CC: No, John did not contact me to write the book, I suggested the book to John. When I first met John and learned he had been an American kid trapped in WWII, I heard a very brief synopsis of his story and it stuck in my heart and my mind. After becoming a published author with Austin Lunch, I suggested to John that I write his WWII story. He had an interest to tell his story and agreed to reveal his war experiences to me. John’s recollections were vivid. Even though some memories were emotionally difficult for him to express, sharp recollections easily poured out of him. He recalled fascinating aspects of village life. Many readers have commented on how American Kid is an interesting chronicle of Greek villagers’ connection to the earth, their customs, lifestyles, and the self-imposed “rules” by which Greek villagers ran their lives and their village in the 1930s and 1940s.

TNH: What was the writing process like for this book?

CC: The writing process began with doing much research on WWII, especially WWII in Greece. I also interviewed adults, both in Greece and in the U.S. (other than John and his siblings) who were children in Greece during the war, including adults who were children in the same village (as John’s family) during the war. The experiences I heard from these people corroborated John’s story. I also visited the Greek village in Laconia, where, along with the rest of the village’s citizens, John and family had been terrorized, and occupied.

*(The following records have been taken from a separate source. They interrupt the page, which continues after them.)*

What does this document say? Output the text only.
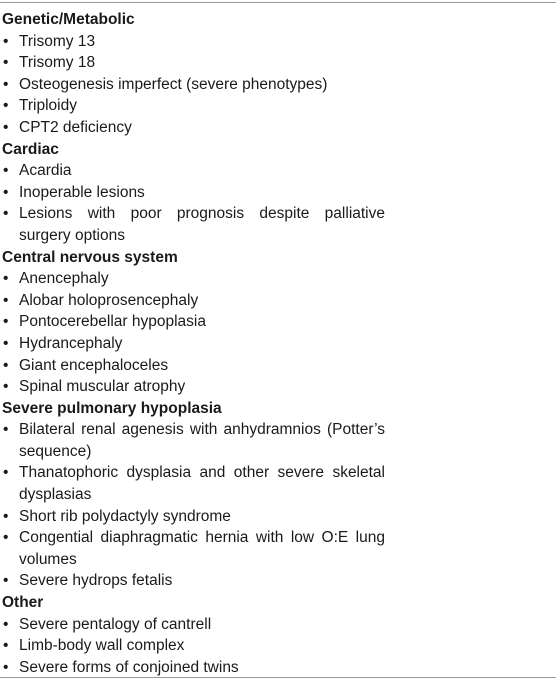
Genetic/Metabolic
• Trisomy 13
• Trisomy 18
• Osteogenesis imperfect (severe phenotypes)
• Triploidy
• CPT2 deficiency
Cardiac
• Acardia
• Inoperable lesions
• Lesions with poor prognosis despite palliative surgery options
Central nervous system
• Anencephaly
• Alobar holoprosencephaly
• Pontocerebellar hypoplasia
• Hydrancephaly
• Giant encephaloceles
• Spinal muscular atrophy
Severe pulmonary hypoplasia
• Bilateral renal agenesis with anhydramnios (Potter’s sequence)
• Thanatophoric dysplasia and other severe skeletal dysplasias
• Short rib polydactyly syndrome
• Congential diaphragmatic hernia with low O:E lung volumes
• Severe hydrops fetalis
Other
• Severe pentalogy of cantrell
• Limb-body wall complex
• Severe forms of conjoined twins
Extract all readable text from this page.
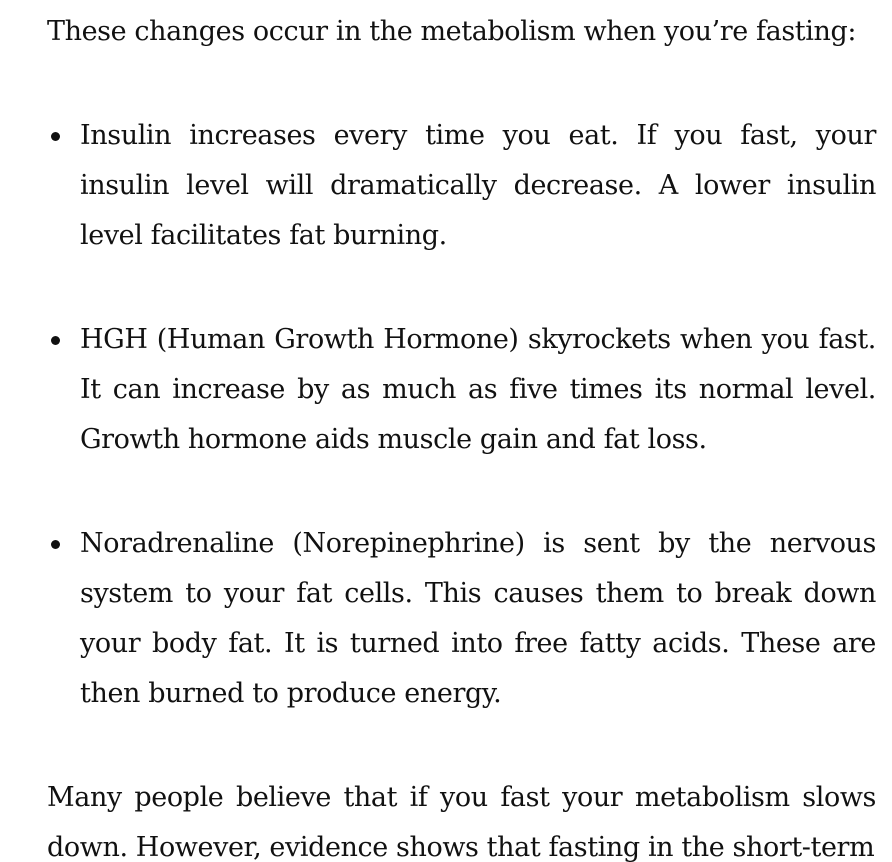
These changes occur in the metabolism when you’re fasting:

Insulin increases every time you eat. If you fast, your insulin level will dramatically decrease. A lower insulin level facilitates fat burning.
HGH (Human Growth Hormone) skyrockets when you fast. It can increase by as much as five times its normal level. Growth hormone aids muscle gain and fat loss.
Noradrenaline (Norepinephrine) is sent by the nervous system to your fat cells. This causes them to break down your body fat. It is turned into free fatty acids. These are then burned to produce energy.

Many people believe that if you fast your metabolism slows down. However, evidence shows that fasting in the short-term
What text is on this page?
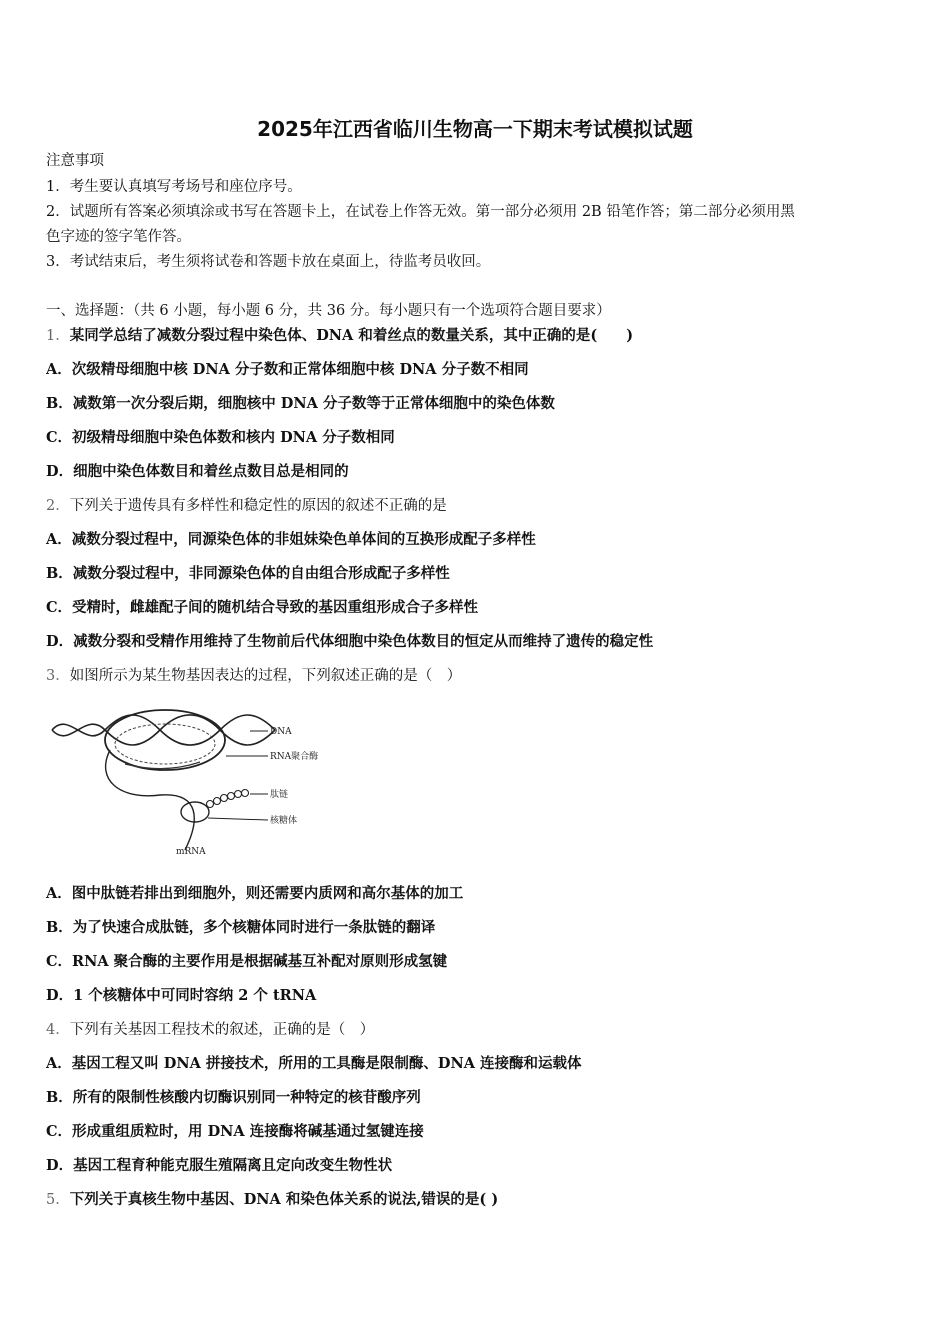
2025年江西省临川生物高一下期末考试模拟试题
注意事项
1．考生要认真填写考场号和座位序号。
2．试题所有答案必须填涂或书写在答题卡上，在试卷上作答无效。第一部分必须用 2B 铅笔作答；第二部分必须用黑
色字迹的签字笔作答。
3．考试结束后，考生须将试卷和答题卡放在桌面上，待监考员收回。
一、选择题：（共 6 小题，每小题 6 分，共 36 分。每小题只有一个选项符合题目要求）
1．某同学总结了减数分裂过程中染色体、DNA 和着丝点的数量关系，其中正确的是(　　)
A．次级精母细胞中核 DNA 分子数和正常体细胞中核 DNA 分子数不相同
B．减数第一次分裂后期，细胞核中 DNA 分子数等于正常体细胞中的染色体数
C．初级精母细胞中染色体数和核内 DNA 分子数相同
D．细胞中染色体数目和着丝点数目总是相同的
2．下列关于遗传具有多样性和稳定性的原因的叙述不正确的是
A．减数分裂过程中，同源染色体的非姐妹染色单体间的互换形成配子多样性
B．减数分裂过程中，非同源染色体的自由组合形成配子多样性
C．受精时，雌雄配子间的随机结合导致的基因重组形成合子多样性
D．减数分裂和受精作用维持了生物前后代体细胞中染色体数目的恒定从而维持了遗传的稳定性
3．如图所示为某生物基因表达的过程，下列叙述正确的是（　）
DNA
RNA聚合酶
肽链
核糖体
mRNA
A．图中肽链若排出到细胞外，则还需要内质网和高尔基体的加工
B．为了快速合成肽链，多个核糖体同时进行一条肽链的翻译
C．RNA 聚合酶的主要作用是根据碱基互补配对原则形成氢键
D．1 个核糖体中可同时容纳 2 个 tRNA
4．下列有关基因工程技术的叙述，正确的是（　）
A．基因工程又叫 DNA 拼接技术，所用的工具酶是限制酶、DNA 连接酶和运载体
B．所有的限制性核酸内切酶识别同一种特定的核苷酸序列
C．形成重组质粒时，用 DNA 连接酶将碱基通过氢键连接
D．基因工程育种能克服生殖隔离且定向改变生物性状
5．下列关于真核生物中基因、DNA 和染色体关系的说法,错误的是( )
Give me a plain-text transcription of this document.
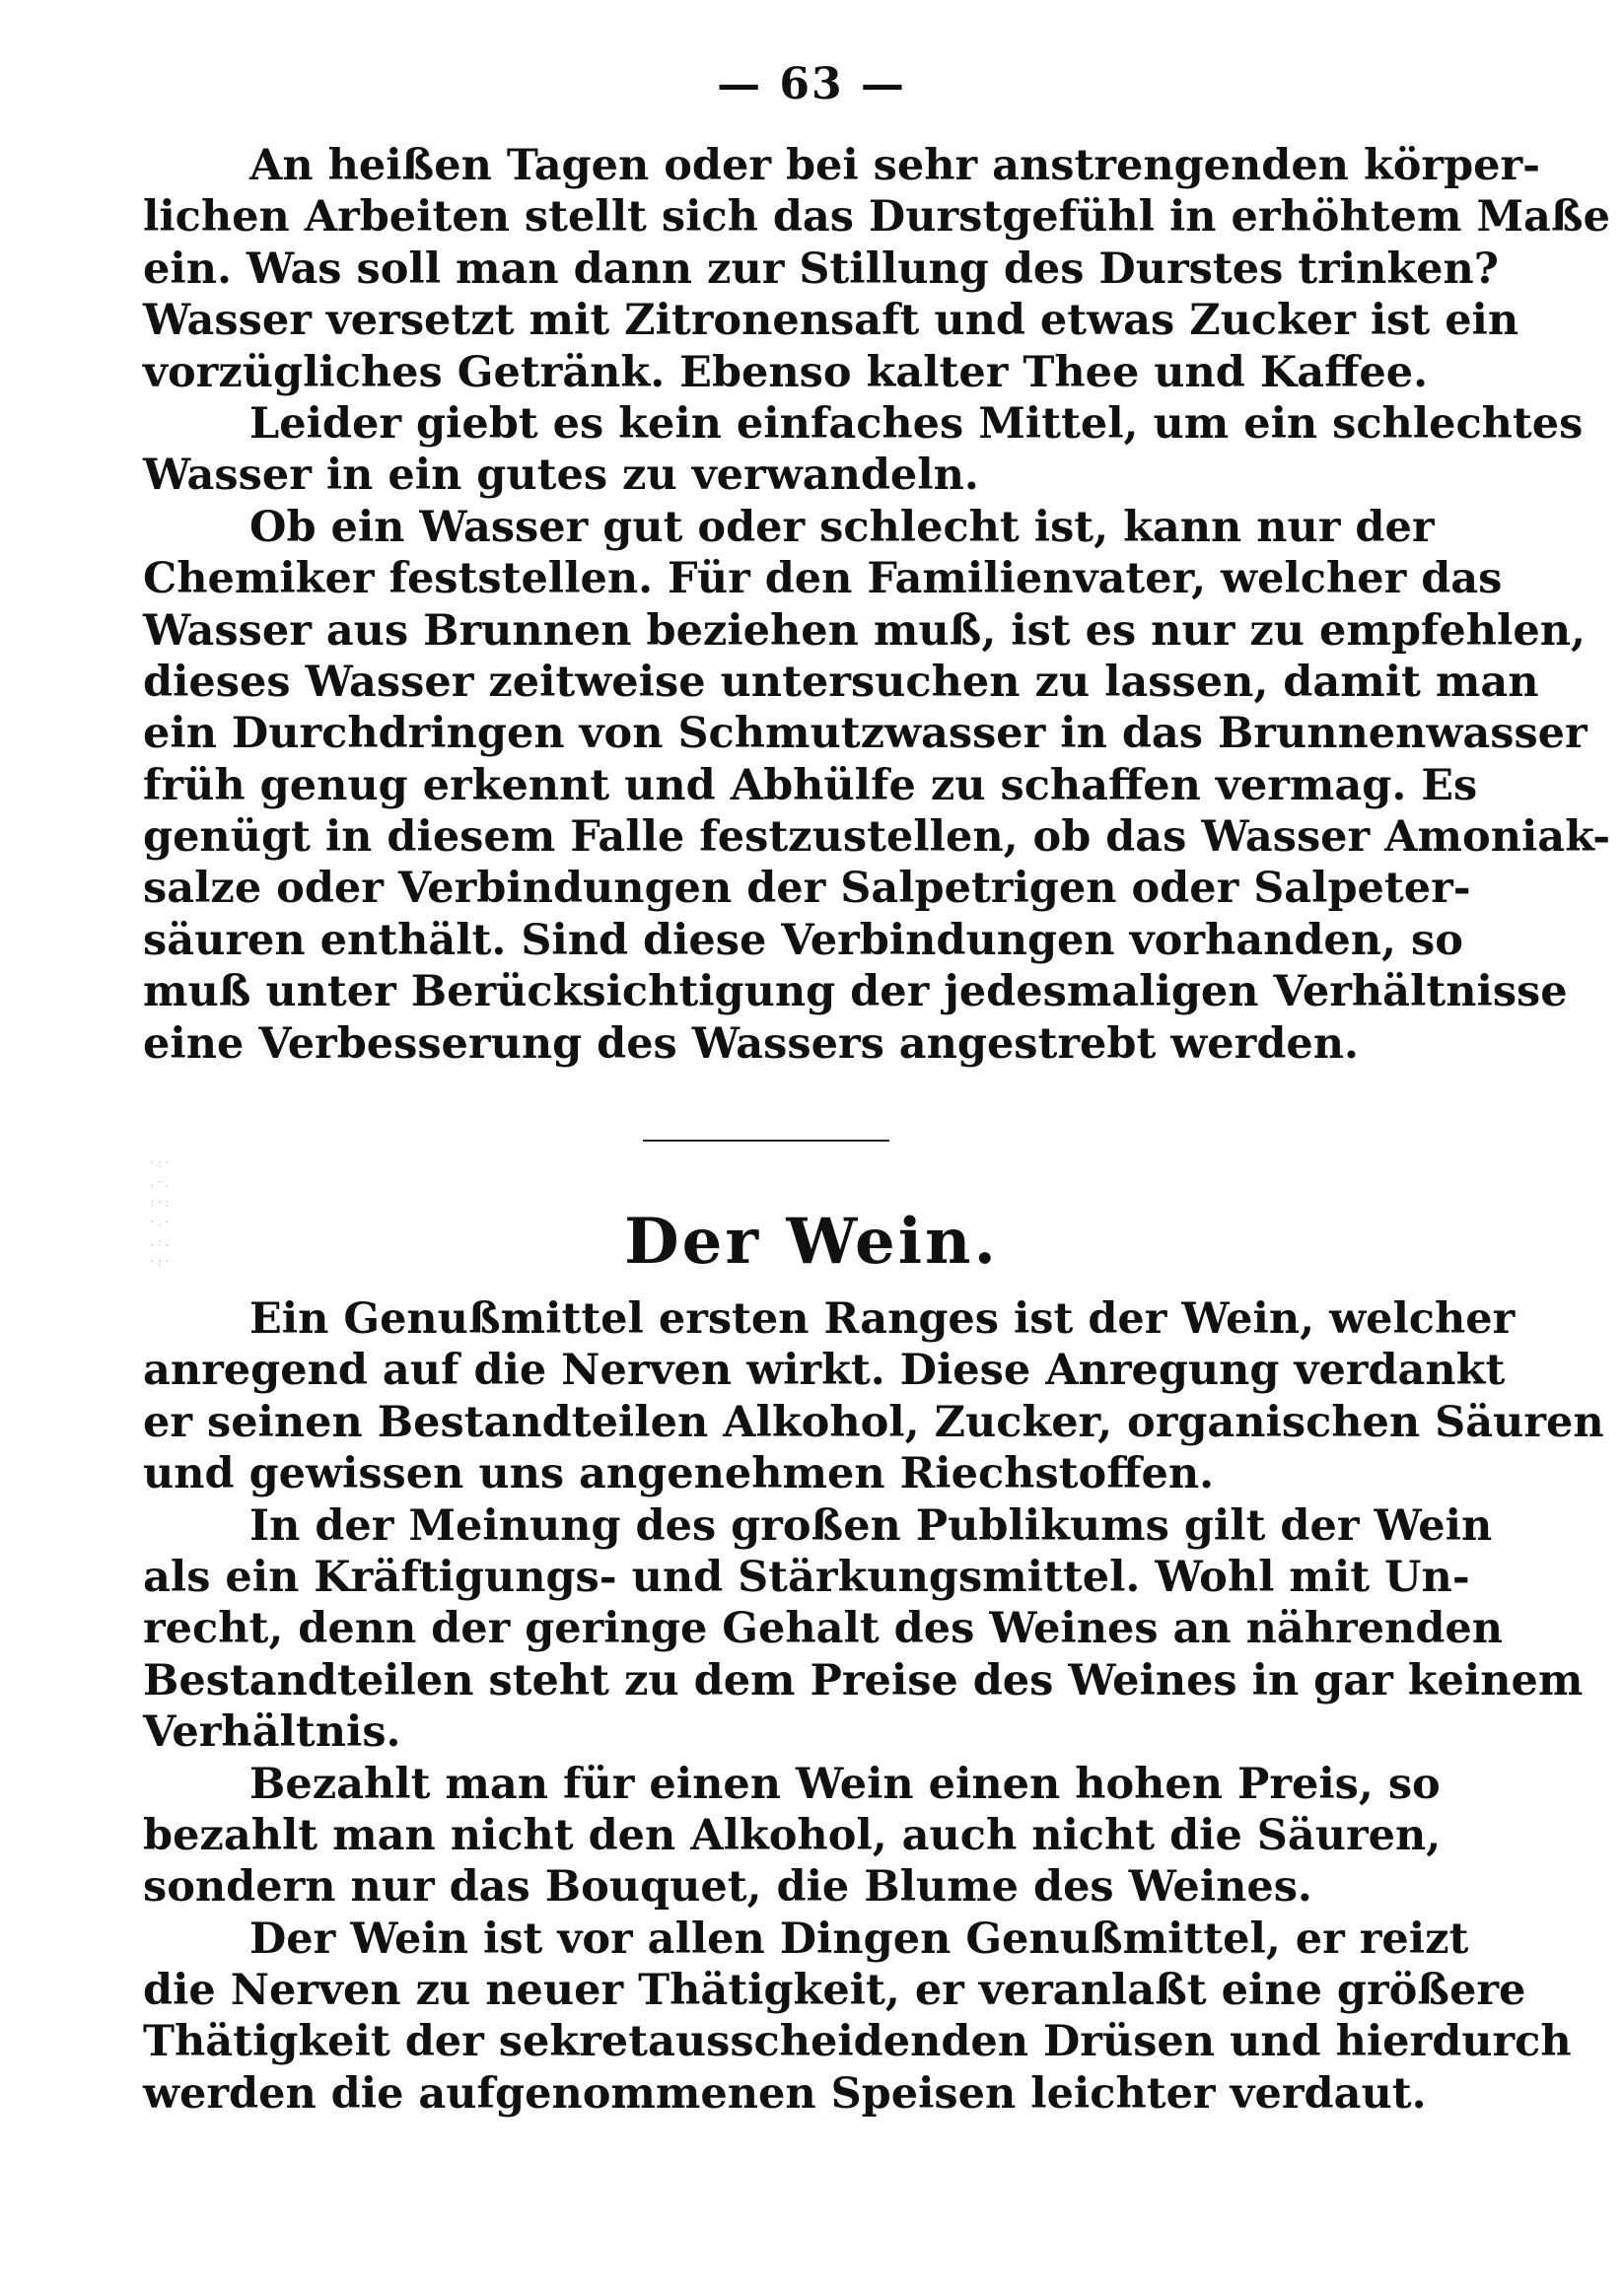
— 63 —
An heißen Tagen oder bei sehr anstrengenden körper-
lichen Arbeiten stellt sich das Durstgefühl in erhöhtem Maße
ein. Was soll man dann zur Stillung des Durstes trinken?
Wasser versetzt mit Zitronensaft und etwas Zucker ist ein
vorzügliches Getränk. Ebenso kalter Thee und Kaffee.
Leider giebt es kein einfaches Mittel, um ein schlechtes
Wasser in ein gutes zu verwandeln.
Ob ein Wasser gut oder schlecht ist, kann nur der
Chemiker feststellen. Für den Familienvater, welcher das
Wasser aus Brunnen beziehen muß, ist es nur zu empfehlen,
dieses Wasser zeitweise untersuchen zu lassen, damit man
ein Durchdringen von Schmutzwasser in das Brunnenwasser
früh genug erkennt und Abhülfe zu schaffen vermag. Es
genügt in diesem Falle festzustellen, ob das Wasser Amoniak-
salze oder Verbindungen der Salpetrigen oder Salpeter-
säuren enthält. Sind diese Verbindungen vorhanden, so
muß unter Berücksichtigung der jedesmaligen Verhältnisse
eine Verbesserung des Wassers angestrebt werden.
·:·
.·.
:·:
·.·
.:.
·:·	Der Wein.
Ein Genußmittel ersten Ranges ist der Wein, welcher
anregend auf die Nerven wirkt. Diese Anregung verdankt
er seinen Bestandteilen Alkohol, Zucker, organischen Säuren
und gewissen uns angenehmen Riechstoffen.
In der Meinung des großen Publikums gilt der Wein
als ein Kräftigungs- und Stärkungsmittel. Wohl mit Un-
recht, denn der geringe Gehalt des Weines an nährenden
Bestandteilen steht zu dem Preise des Weines in gar keinem
Verhältnis.
Bezahlt man für einen Wein einen hohen Preis, so
bezahlt man nicht den Alkohol, auch nicht die Säuren,
sondern nur das Bouquet, die Blume des Weines.
Der Wein ist vor allen Dingen Genußmittel, er reizt
die Nerven zu neuer Thätigkeit, er veranlaßt eine größere
Thätigkeit der sekretausscheidenden Drüsen und hierdurch
werden die aufgenommenen Speisen leichter verdaut.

In the spring of 1944, as the war was ending in an obvious loss for the Germans, Nazis soldiers arrived to do more harm to the villagers, attempting to burn down the village. A few burned but unrepaired, unoccupied houses still exist in the village.

TNH: How long did the book take from idea to publication?

CC: It took about eight years from the decision to write the book until I had a hard copy of a published “American Kid” in my hand. During those eight years, I was not writing full time, eight hours a day, because I had other responsibilities to take care of. When I was writing, I worked at the computer for about three hours in the early morning, the hours I do my best thinking and writing. During my eight-year writing project, I constantly thought about the book I was writing, even while taking walks, while cooking, washing dishes, etc. I wrote and then constantly edited to improve the wording. I encountered the problems every writer meets in putting thoughts down on paper, hoping to capture a reader’s interest. I find that although I write on the computer, I actually need to see my words on paper in order to edit them. I was constantly tweaking my writing. Self-editing and re-writing is, for me, a constant and vital part of improving one’s writing- great exercise for the brain.